To Find Duplicate files using latest in Linux

gold2k8 · November 18, 2017, 11:40pm

I have tried the following code and with that i couldnt achieve what i want.

    #!/usr/bin/bash
    find ./ -type f \( -iname "*.xml" \) | sort -n > fileList
    sed -i '/\.\/fileList/d' fileList
    NAMEOFTHISFILE=$(echo $0|sed -e 's/[]\/()$*.^|[]/\\&/g')
    sed -i "/$NAMEOFTHISFILE/d" fileList
    cp fileList auxFileList
    while read FILENAME
    do
        sed -i '1d' auxFileList
        #echo "Comparing $FILENAME with :"
        #Read the aux file and compare current file with every other element in the file
        while read COMPFILENAME
        do
            RETURN=$(diff $FILENAME $COMPFILENAME)
            if [ "$RETURN" == "" ]
            then
            cat $FILENAME | awk ' BEGIN { FS="_" } { printf( "%03d\n",$2) }' | sort | awk ' { printf( "data_%d_box\n", $1)  }'
             #echo "$FILENAME AND $COMPFILENAME are identical"
             #rm -r $FILENAME
            fi
            #echo "  $COMPFILENAME"
        done<auxFileList
    done<fileList
    rm fileList auxFileList &>/dev/null
    printf '\n\n'

this code selecting all the files initially.

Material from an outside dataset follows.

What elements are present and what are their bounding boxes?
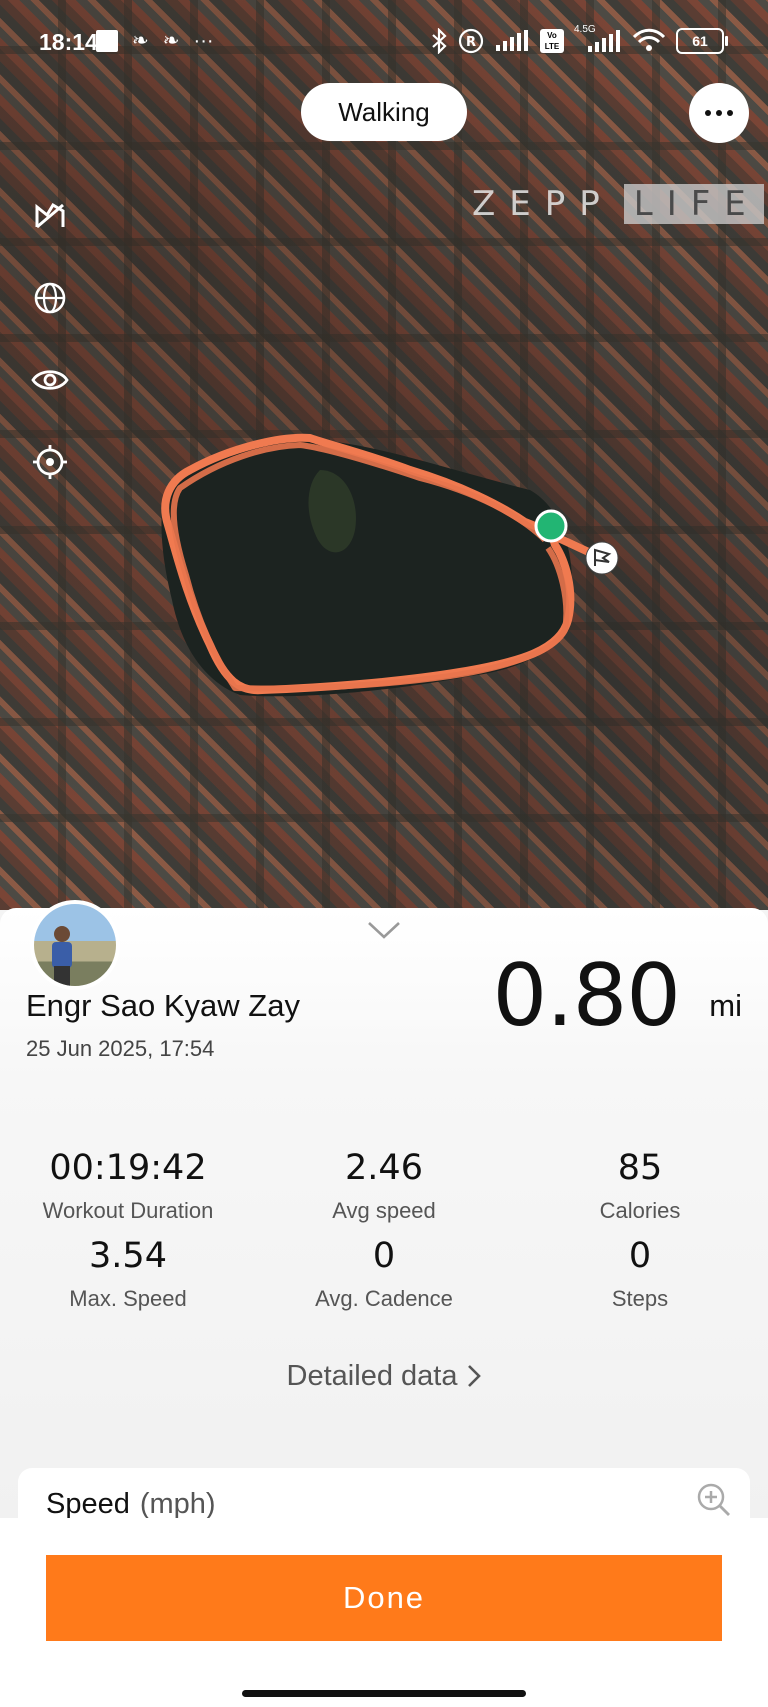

I have to amend my code in such a way that only recent modified filename patterns for example

    File 1: AAA_555_0000 
    File 2: AAAA_123_123 
    File 3: AAAA_452_452 [latest]
    
    File 4: BBB_555_0000 
    File 5: BBB_555_555 
    File 6: BBB_999_999 [latest]
    
    File 7: CCC_555_0000 
    File 8: CCC_000_000 
    File 9: CCC_000_111 [latest]

Script has to pick latest file in all the filename patterns in the folder and it should compare and delete the duplicates.

Appreciate if you can help me with this logic.

Thanks much!

gold2k8 · November 19, 2017, 12:59am

I have a folder with series of filename patterns like the below.

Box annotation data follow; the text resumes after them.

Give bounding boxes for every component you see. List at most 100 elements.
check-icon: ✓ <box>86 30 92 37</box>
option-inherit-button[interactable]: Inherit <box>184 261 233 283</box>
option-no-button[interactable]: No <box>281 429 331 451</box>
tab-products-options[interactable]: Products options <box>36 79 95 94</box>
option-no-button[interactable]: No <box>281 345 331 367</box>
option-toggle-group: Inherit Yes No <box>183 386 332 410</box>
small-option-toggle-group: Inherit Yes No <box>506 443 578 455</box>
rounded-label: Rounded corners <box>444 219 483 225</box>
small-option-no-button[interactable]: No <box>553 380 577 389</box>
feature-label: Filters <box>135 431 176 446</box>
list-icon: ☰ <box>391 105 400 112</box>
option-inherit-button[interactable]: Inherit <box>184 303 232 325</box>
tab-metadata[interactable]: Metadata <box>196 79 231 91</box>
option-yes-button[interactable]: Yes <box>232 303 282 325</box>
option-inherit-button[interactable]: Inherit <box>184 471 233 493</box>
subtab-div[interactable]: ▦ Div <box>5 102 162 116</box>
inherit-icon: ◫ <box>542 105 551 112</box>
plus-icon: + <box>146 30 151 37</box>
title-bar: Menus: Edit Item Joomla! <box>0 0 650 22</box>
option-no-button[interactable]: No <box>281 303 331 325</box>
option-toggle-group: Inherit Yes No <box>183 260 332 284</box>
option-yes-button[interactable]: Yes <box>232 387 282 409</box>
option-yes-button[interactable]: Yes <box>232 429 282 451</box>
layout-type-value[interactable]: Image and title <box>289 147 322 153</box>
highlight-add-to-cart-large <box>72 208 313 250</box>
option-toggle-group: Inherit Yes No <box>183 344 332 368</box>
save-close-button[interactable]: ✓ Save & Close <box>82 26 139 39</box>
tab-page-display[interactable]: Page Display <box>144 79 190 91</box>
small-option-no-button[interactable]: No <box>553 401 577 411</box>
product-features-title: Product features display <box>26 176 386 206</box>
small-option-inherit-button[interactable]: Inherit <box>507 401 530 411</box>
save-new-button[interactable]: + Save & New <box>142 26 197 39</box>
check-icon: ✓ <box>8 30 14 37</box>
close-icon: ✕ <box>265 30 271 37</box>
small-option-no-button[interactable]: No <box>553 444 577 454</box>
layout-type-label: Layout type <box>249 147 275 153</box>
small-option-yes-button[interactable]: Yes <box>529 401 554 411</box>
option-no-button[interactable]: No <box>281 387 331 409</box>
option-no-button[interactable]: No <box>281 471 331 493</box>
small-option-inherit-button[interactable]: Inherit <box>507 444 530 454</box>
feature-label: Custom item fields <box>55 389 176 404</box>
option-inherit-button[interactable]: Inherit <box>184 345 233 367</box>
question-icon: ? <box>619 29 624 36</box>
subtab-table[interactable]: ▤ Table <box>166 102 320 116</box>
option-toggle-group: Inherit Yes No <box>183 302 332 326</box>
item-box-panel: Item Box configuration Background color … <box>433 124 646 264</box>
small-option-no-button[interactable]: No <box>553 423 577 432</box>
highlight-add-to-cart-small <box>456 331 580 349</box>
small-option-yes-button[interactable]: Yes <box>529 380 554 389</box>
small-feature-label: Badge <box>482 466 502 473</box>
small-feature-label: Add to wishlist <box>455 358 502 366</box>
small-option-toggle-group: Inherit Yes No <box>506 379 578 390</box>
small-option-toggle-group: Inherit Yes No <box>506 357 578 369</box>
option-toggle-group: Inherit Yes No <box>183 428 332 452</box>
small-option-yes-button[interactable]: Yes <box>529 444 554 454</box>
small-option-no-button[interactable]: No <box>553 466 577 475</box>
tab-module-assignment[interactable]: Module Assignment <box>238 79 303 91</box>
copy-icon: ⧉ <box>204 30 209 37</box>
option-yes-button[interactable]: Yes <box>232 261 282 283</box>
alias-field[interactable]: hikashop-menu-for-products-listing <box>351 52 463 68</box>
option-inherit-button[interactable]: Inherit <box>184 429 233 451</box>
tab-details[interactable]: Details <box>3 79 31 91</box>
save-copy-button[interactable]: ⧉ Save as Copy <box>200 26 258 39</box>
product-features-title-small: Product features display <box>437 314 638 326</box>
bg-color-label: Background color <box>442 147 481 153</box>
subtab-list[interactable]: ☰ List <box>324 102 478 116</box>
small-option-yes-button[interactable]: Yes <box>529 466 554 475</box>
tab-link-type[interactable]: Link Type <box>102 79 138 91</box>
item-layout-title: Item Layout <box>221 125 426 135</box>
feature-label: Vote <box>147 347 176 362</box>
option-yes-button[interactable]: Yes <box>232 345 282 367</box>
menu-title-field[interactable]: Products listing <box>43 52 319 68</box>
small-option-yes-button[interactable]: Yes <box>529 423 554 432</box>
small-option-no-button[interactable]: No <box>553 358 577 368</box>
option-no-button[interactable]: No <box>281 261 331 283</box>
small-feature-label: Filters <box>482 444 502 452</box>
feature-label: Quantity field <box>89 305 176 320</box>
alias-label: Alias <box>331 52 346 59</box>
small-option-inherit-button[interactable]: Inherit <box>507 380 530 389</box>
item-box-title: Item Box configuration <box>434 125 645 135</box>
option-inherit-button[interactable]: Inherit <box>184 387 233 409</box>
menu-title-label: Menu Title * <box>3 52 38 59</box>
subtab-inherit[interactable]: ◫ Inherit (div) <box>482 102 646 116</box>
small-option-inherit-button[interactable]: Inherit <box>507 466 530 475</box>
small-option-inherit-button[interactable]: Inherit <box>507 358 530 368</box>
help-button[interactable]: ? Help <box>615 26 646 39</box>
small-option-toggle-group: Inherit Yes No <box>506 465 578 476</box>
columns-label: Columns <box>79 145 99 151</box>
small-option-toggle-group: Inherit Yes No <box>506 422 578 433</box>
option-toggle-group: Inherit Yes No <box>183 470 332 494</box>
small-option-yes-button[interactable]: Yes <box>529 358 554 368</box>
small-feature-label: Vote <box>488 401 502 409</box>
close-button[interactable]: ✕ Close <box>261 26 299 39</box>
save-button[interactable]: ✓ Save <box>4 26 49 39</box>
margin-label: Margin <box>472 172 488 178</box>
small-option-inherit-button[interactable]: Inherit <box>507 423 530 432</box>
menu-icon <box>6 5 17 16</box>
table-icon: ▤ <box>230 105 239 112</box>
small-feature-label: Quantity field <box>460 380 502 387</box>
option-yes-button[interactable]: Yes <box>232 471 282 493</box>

./ARCZ00300_010117_1504690829222.xml
./ARCZ00300_010117_1507101655366.xml [latest]
./ARCZ00301_010117_1504691829478.xml
./ARCZ00301_010117_1507101655591.xml  [latest]
./ARCZ00302_010117_1504691451495.xml
./ARCZ00302_010117_1507101656182.xml  [latest]
./ARCZ00303_010117_1504691526615.xml
./ARCZ00303_010117_1507101657147.xml  [latest]
./ARCZ00304_010117_1504691981689.xml
./ARCZ00304_010117_1507101657249.xml  [latest]
./ARCZ00305_010117_1507101657610.xml
./ARCZ00306_010117_1507101658585.xml
./ARCZ00307_010117_1504691981668.xml
./ARCZ00307_010117_1507101658940.xml  [latest]
./ARCZ00577_010117_1504692004529.xml
./ARCZ00580_010117_1504691562602.xml
./ARCZ00580_010117_1507101892930.xml  [latest]

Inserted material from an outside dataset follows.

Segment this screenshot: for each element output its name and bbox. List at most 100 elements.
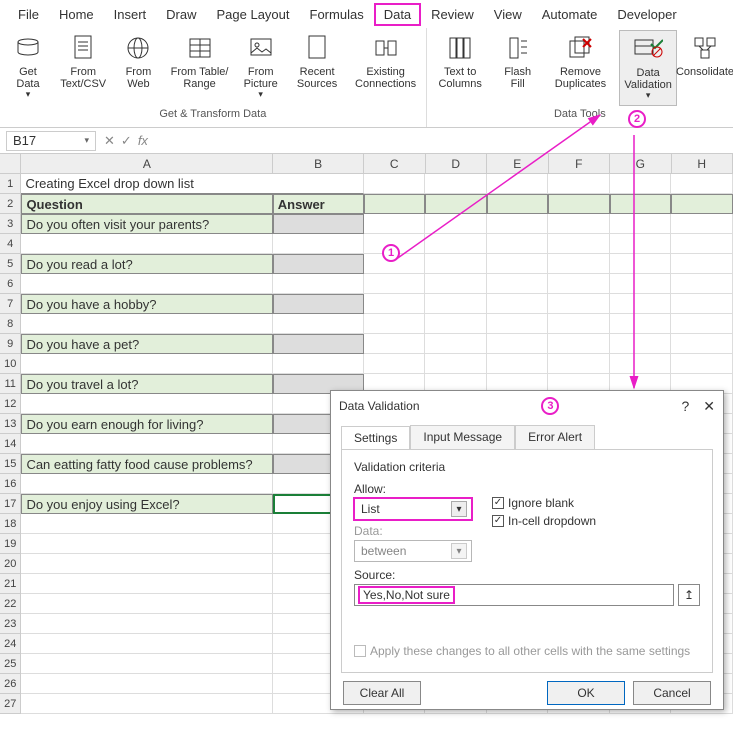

Script has to pick latest file in all the filename patterns in the folder and it should compare and delete the duplicates.

Appreciate if you can help me with this logic.

Thanks much!

Don_Cragun · November 19, 2017, 2:44am

Maybe this would come closer to what you want:

#!/bin/bash
ls -r *.xml | while read -r file
do      if [ "$last" = "${file%%_*}" ]
        then    echo rm "$file"
        else    last=${file%%_*}
        fi
done

If that gives you the list of files you want to remove, remove the echo shown in red and run the script again.